Adaptive super‐twisting control of underwater intervention system considering dynamic couplings and uncertainties

Abstract

AbstractUnderwater vehicle‐manipulator system (UVMS) is an emerging advanced equipment in underwater intervention scenarios. Several challenges limiting the performance of UVMS's manipulator are treated as burning issues, such as dynamic coupling effects, system uncertainties, disturbances etc. In this article, a novel lightly computational adaptive neural network based backstepping super‐twisting sliding mode control framework is proposed for underwater manipulator trajectory control in UVMS intervention scenario.

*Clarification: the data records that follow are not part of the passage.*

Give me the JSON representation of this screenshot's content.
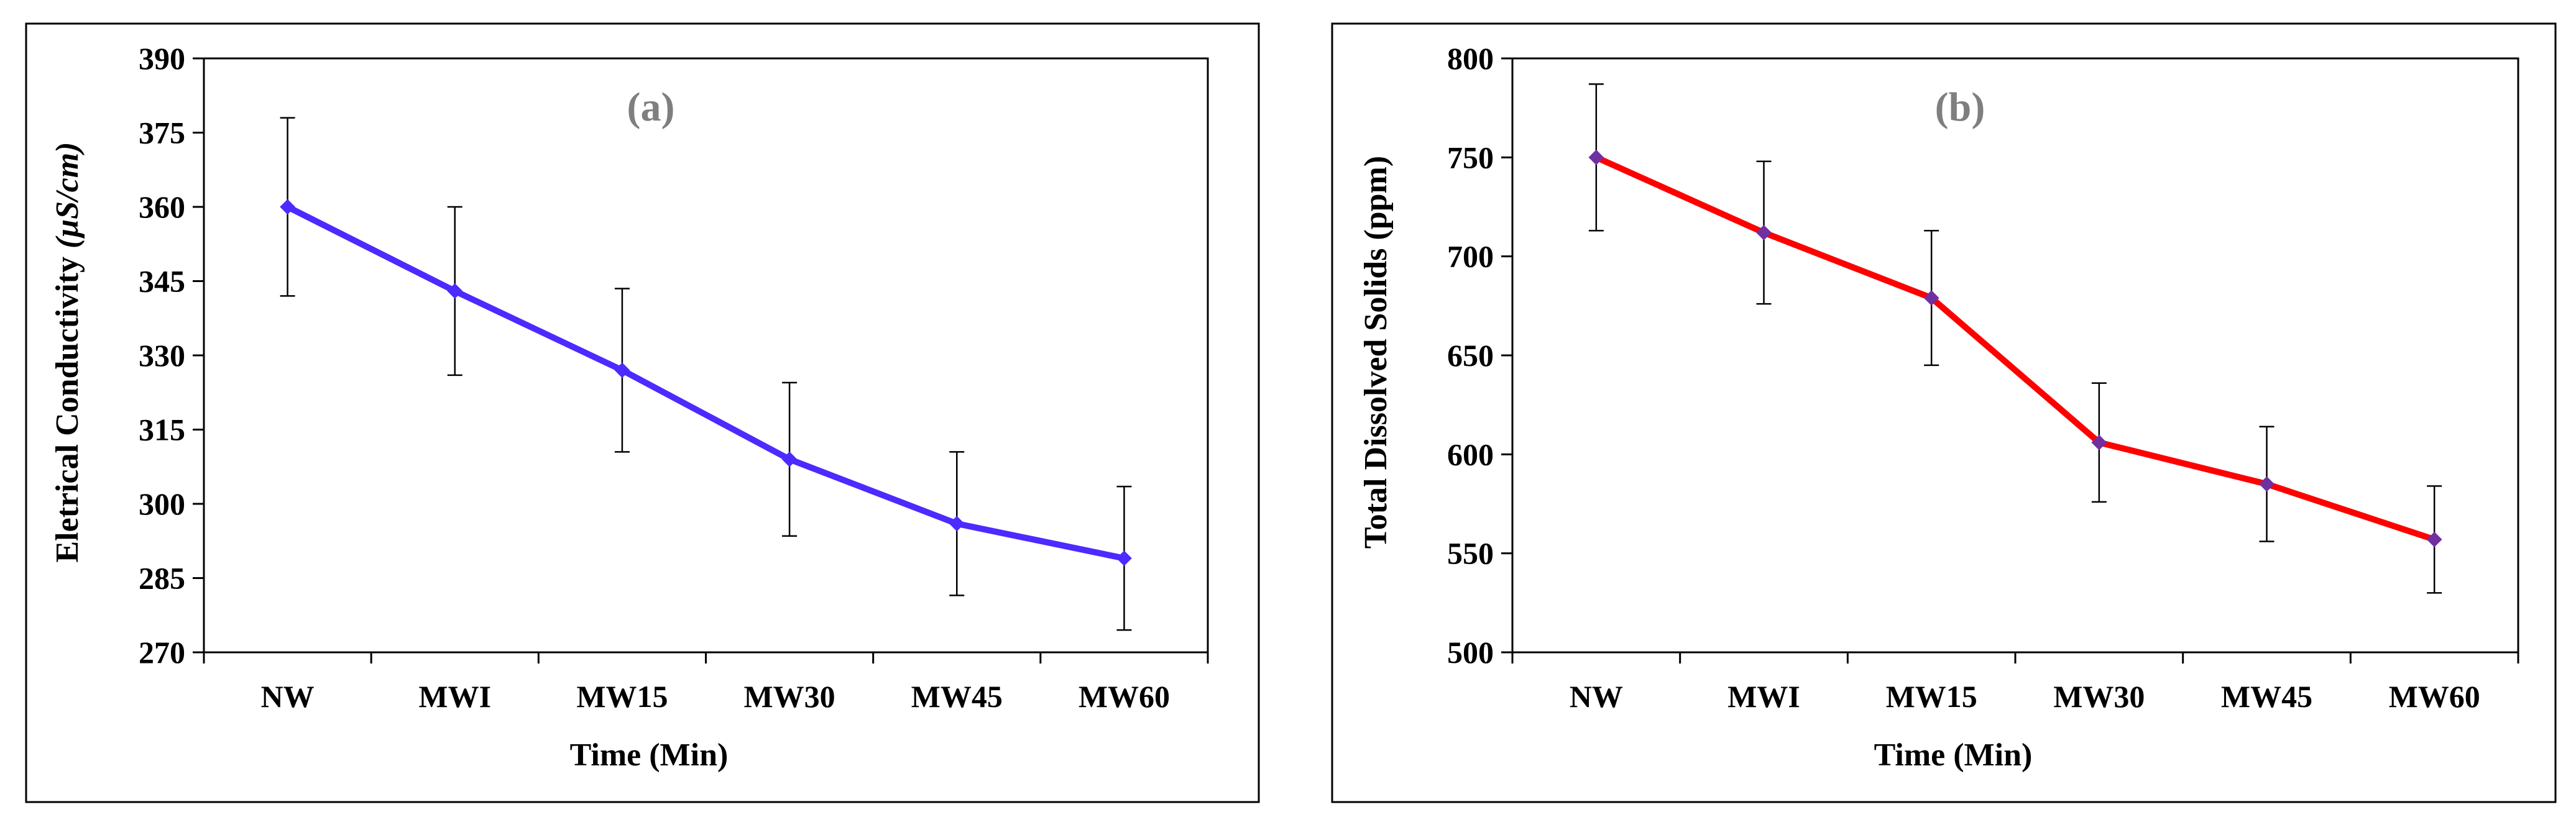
{
  "chart_data": [
    {
      "type": "line",
      "panel_label": "(a)",
      "categories": [
        "NW",
        "MWI",
        "MW15",
        "MW30",
        "MW45",
        "MW60"
      ],
      "series": [
        {
          "name": "Eletrical Conductivity",
          "color": "#4b2bff",
          "marker_color": "#4b2bff",
          "values": [
            360,
            343,
            327,
            309,
            296,
            289
          ],
          "error": [
            18,
            17,
            16.5,
            15.5,
            14.5,
            14.5
          ]
        }
      ],
      "xlabel": "Time (Min)",
      "ylabel_main": "Eletrical Conductivity ",
      "ylabel_unit": "(µS/cm)",
      "ylim": [
        270,
        390
      ],
      "yticks": [
        270,
        285,
        300,
        315,
        330,
        345,
        360,
        375,
        390
      ],
      "grid": false
    },
    {
      "type": "line",
      "panel_label": "(b)",
      "categories": [
        "NW",
        "MWI",
        "MW15",
        "MW30",
        "MW45",
        "MW60"
      ],
      "series": [
        {
          "name": "Total Dissolved Solids",
          "color": "#ff0000",
          "marker_color": "#7030a0",
          "values": [
            750,
            712,
            679,
            606,
            585,
            557
          ],
          "error": [
            37,
            36,
            34,
            30,
            29,
            27
          ]
        }
      ],
      "xlabel": "Time (Min)",
      "ylabel_main": "Total Dissolved Solids (ppm)",
      "ylabel_unit": "",
      "ylim": [
        500,
        800
      ],
      "yticks": [
        500,
        550,
        600,
        650,
        700,
        750,
        800
      ],
      "grid": false
    }
  ]
}
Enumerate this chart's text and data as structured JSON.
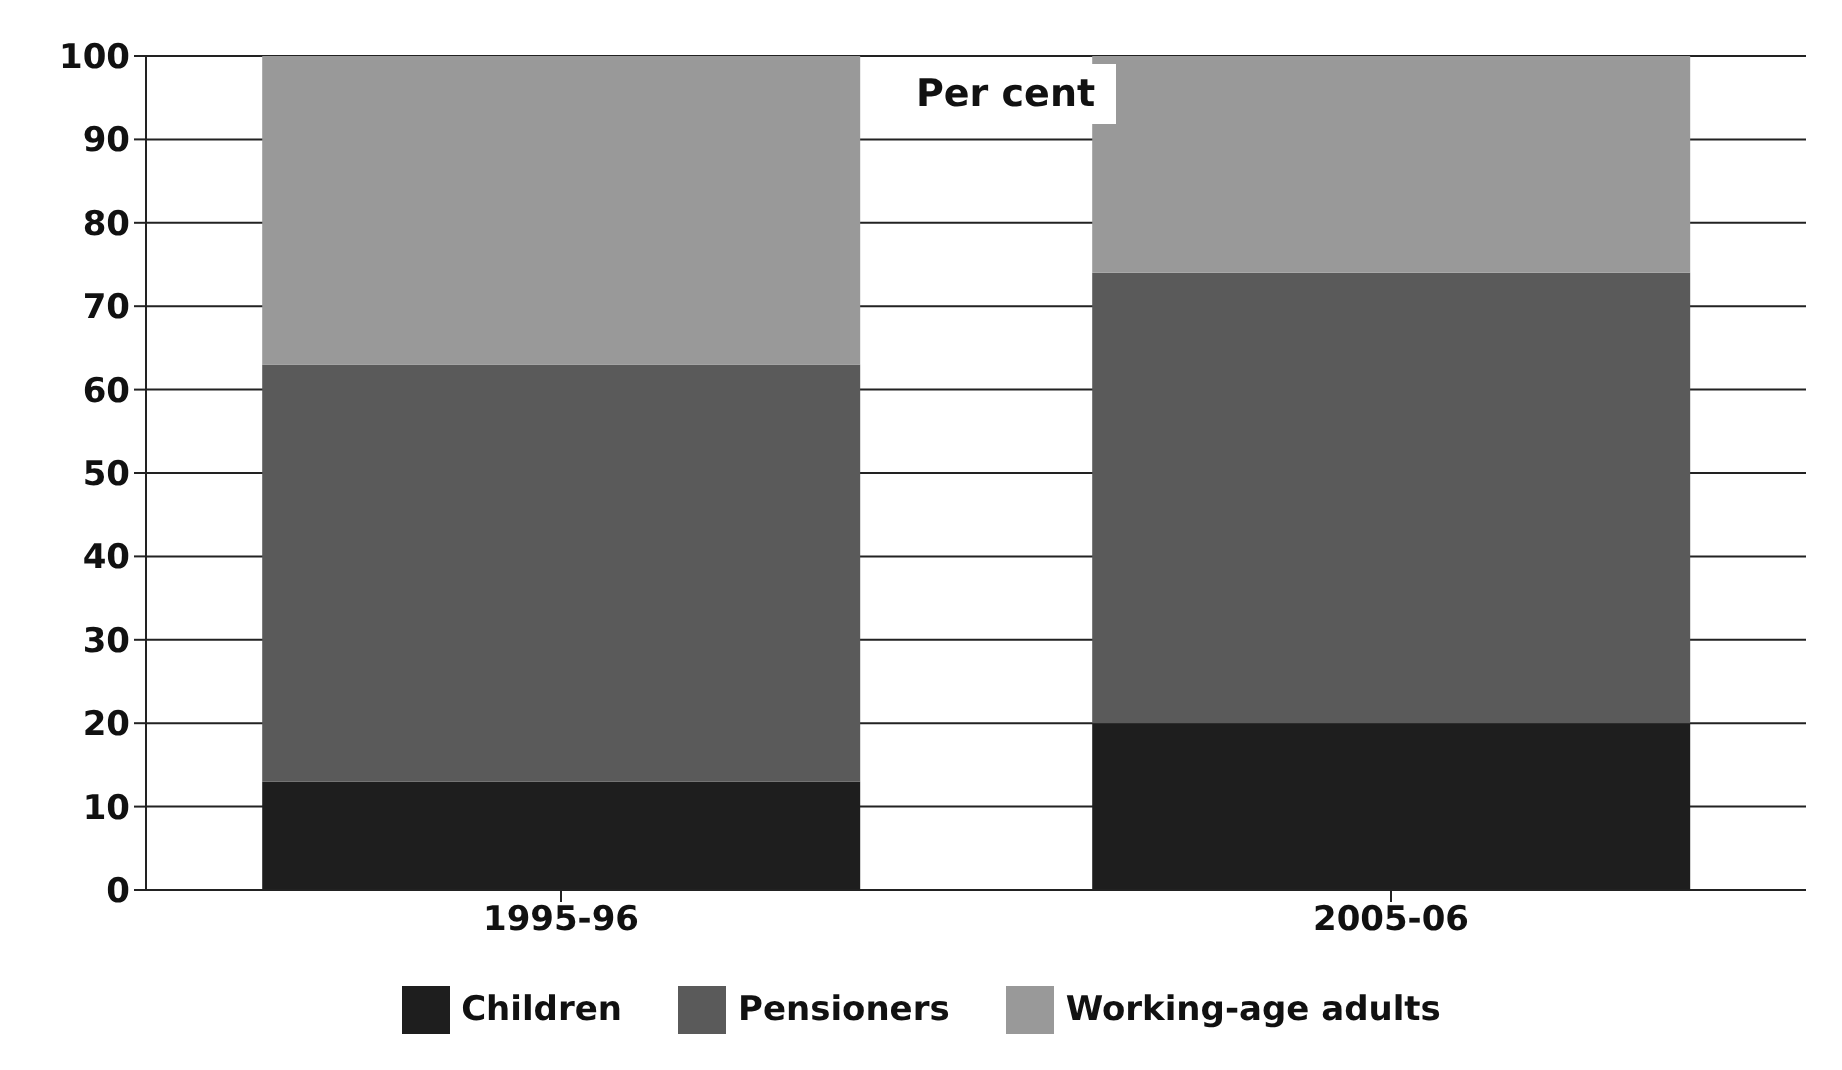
{
  "chart_data": {
    "type": "bar",
    "stacked": true,
    "categories": [
      "1995-96",
      "2005-06"
    ],
    "series": [
      {
        "name": "Children",
        "color": "#1e1e1e",
        "values": [
          13,
          20
        ]
      },
      {
        "name": "Pensioners",
        "color": "#5a5a5a",
        "values": [
          50,
          54
        ]
      },
      {
        "name": "Working-age adults",
        "color": "#999999",
        "values": [
          37,
          26
        ]
      }
    ],
    "ylim": [
      0,
      100
    ],
    "yticks": [
      0,
      10,
      20,
      30,
      40,
      50,
      60,
      70,
      80,
      90,
      100
    ],
    "grid": "y",
    "legend": "bottom",
    "annotations": [
      "Per cent"
    ]
  }
}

First, a backstepping super‐twisting sliding mode control (BSSTSMC) scheme is derived, in which the chattering phenomenon of traditional sliding mode control is reduced effectively. Compared with other chattering‐free methods, the higher order control theory maintains the system robustness as well as control accuracy better. Second, a modified neural network (NN) is introduced to predict the unknown system dynamics with the consideration of coupling effects in real‐time. Then, a dimension compression strategy (DCS) for the NN's input layer is proposed to reduce the computational burden and improve the predict performance. Next, based on the Lyapunov method, the system stability is proved, in which the related error variables are guaranteed to be uniformly bounded. Finally, numerical simulations demonstrate the effectiveness and advantages of the proposed DCS‐NN‐BSSTSMC framework through the comparison with other controllers.